The Admiral takes a deep gulp of his coffee. Connor hasn't had a bit of his second cup. The thought of swallowing anything right now is out of the question. It’s all he can do to keep the first cup down.
"With the war getting worse," says the Admiral, "we brokered a peace by bringing both sides to the table. Then we proposed the idea of unwinding, which would terminate unwanteds without actually ending their lives. We thought it would shock both sides into seeing reason—that they would stare at each other across the table and someone would blink. But nobody blinked. The choice to terminate without ending life—it satisfied the needs of both sides. The Bill of Life was signed, the Unwind Accord went into effect, and the war was over. Everyone was so happy to end the war, no one cared about the consequences."
The Admiral's thoughts go far away for a moment, then he waves his hand. "I'm sure you know the rest."
Connor might not know all the particulars, but he knows the gist. "People wanted parts."

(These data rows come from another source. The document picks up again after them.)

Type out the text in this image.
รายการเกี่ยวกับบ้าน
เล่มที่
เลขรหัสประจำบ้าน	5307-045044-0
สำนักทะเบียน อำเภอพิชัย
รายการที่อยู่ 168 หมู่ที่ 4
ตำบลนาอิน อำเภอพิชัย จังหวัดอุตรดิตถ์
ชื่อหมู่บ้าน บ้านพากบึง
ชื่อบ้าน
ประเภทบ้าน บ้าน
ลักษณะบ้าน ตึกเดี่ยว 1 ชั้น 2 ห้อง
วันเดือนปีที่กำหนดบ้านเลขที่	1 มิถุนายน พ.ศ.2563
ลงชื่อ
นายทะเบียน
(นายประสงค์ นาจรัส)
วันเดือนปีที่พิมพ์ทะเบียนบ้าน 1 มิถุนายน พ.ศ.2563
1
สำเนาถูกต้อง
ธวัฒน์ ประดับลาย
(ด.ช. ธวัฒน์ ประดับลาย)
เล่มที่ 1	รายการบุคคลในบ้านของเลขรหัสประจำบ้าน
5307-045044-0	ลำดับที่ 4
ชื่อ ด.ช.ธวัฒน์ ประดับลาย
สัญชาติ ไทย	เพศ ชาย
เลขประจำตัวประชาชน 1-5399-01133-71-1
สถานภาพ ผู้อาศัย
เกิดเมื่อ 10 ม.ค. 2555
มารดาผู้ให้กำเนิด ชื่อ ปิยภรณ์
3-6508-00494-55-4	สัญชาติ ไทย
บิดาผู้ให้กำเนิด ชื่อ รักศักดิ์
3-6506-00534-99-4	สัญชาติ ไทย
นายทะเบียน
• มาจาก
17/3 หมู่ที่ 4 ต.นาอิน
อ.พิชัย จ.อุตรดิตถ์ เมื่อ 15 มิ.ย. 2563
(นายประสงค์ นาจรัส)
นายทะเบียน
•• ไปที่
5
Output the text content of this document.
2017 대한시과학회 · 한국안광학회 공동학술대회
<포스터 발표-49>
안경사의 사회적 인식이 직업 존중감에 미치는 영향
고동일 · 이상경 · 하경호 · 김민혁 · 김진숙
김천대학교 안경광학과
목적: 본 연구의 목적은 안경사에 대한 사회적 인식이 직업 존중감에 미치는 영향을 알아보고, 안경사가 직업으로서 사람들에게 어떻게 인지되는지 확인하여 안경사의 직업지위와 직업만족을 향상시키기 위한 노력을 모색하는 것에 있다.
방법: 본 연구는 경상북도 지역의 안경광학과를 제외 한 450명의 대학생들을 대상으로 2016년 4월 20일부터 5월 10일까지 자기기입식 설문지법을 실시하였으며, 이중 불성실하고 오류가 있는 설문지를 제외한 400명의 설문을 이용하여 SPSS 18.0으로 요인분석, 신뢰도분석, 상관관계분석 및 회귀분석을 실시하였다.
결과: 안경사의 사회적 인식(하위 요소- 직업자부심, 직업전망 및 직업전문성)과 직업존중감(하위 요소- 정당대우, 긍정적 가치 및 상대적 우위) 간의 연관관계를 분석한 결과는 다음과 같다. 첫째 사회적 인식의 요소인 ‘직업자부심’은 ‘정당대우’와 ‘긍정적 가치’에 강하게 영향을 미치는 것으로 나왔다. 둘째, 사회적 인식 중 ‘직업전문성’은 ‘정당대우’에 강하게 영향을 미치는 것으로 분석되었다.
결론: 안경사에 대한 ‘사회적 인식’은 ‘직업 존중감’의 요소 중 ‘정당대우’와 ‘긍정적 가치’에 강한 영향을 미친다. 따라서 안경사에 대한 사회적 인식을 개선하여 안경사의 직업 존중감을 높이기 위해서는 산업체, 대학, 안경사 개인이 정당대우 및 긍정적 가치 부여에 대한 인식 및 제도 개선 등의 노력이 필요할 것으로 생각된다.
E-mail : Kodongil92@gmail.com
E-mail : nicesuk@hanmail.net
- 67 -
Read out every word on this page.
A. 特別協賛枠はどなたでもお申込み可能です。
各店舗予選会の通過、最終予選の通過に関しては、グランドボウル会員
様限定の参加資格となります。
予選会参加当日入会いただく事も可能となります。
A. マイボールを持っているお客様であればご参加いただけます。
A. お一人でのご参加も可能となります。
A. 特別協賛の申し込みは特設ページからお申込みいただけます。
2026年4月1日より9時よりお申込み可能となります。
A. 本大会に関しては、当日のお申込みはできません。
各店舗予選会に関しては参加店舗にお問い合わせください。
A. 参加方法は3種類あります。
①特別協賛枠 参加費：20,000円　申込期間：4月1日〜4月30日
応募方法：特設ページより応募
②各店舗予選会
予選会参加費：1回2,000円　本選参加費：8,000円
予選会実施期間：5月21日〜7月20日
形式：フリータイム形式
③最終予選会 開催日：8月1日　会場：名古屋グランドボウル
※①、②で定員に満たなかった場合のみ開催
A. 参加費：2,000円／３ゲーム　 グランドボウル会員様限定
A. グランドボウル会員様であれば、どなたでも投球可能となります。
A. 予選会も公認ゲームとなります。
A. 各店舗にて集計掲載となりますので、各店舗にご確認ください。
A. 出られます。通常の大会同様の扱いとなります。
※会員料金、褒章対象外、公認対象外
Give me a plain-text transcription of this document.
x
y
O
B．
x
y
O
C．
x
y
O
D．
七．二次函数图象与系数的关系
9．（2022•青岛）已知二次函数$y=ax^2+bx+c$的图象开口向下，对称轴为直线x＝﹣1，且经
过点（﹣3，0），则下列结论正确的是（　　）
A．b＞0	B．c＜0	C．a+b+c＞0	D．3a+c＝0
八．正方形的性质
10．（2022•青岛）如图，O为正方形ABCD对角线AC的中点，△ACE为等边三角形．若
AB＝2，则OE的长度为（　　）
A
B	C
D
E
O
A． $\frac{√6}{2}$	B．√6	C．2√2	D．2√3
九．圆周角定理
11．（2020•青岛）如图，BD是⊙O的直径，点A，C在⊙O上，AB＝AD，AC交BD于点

"Demanded is more like it. A cancerous colon could be replaced with a healthy new one. An accident victim who would have died from internal injuries could get fresh organs. A wrinkled arthritic hand could be replaced by one fifty years younger. And all those new parts had to come from somewhere." The Admiral paused for a moment to consider it. "Of course, if more people had been organ donors, unwinding never would have happened . . . but people like to keep what's theirs, even after they're dead. It didn't take long for ethics to be crushed by greed. Unwinding became big business, and people let it happen."
The Admiral glances over at the picture of his son. Even without the Admiral telling him, Connor realizes why—but he allows the Admiral the dignity of his confession.
"My son, Harlan, was a great kid. Smart. But he was troubled—you know the type."
"I am the type," says Connor, offering a slight grin.
The Admiral nods. "It was just about ten years ago. He got in with the wrong group of friends, got caught stealing. Hell, I was the same at his age—that's why my parents first sent me to military school, to straighten me out. Only, for Harlan there was a different option. A more . . . efficient option."
"You had him unwound."
"As one of the fathers of the Unwind Accord, I was expected to set an example." He presses his thumb and forefinger against his eyes, stemming off tears before they can flow. "We signed the order, then changed our minds. But it was already too late. They had taken Harlan right out of school to the harvest camp, and rushed him through. It had already been done."
It had never occurred to Connor to consider the toll unwinding had on the ones who signed the order. He never thought he could have sympathy for a parent who could do that—or sympathy for one of the men who had made unwinding possible.
"I'm sorry," Connor says, and means it.
The Admiral stiffens up—sobers up—almost instantly. "You shouldn't be. It's only because of his unwinding that you're all here. Afterward, my wife left me and formed a foundation in Harlan's memory. I left the military, spent several years more drunk than I am now, and then, three years ago, I had The Big Idea. This place, these kids, arc the result of it. To date I've saved more than a thousand kids from unwinding."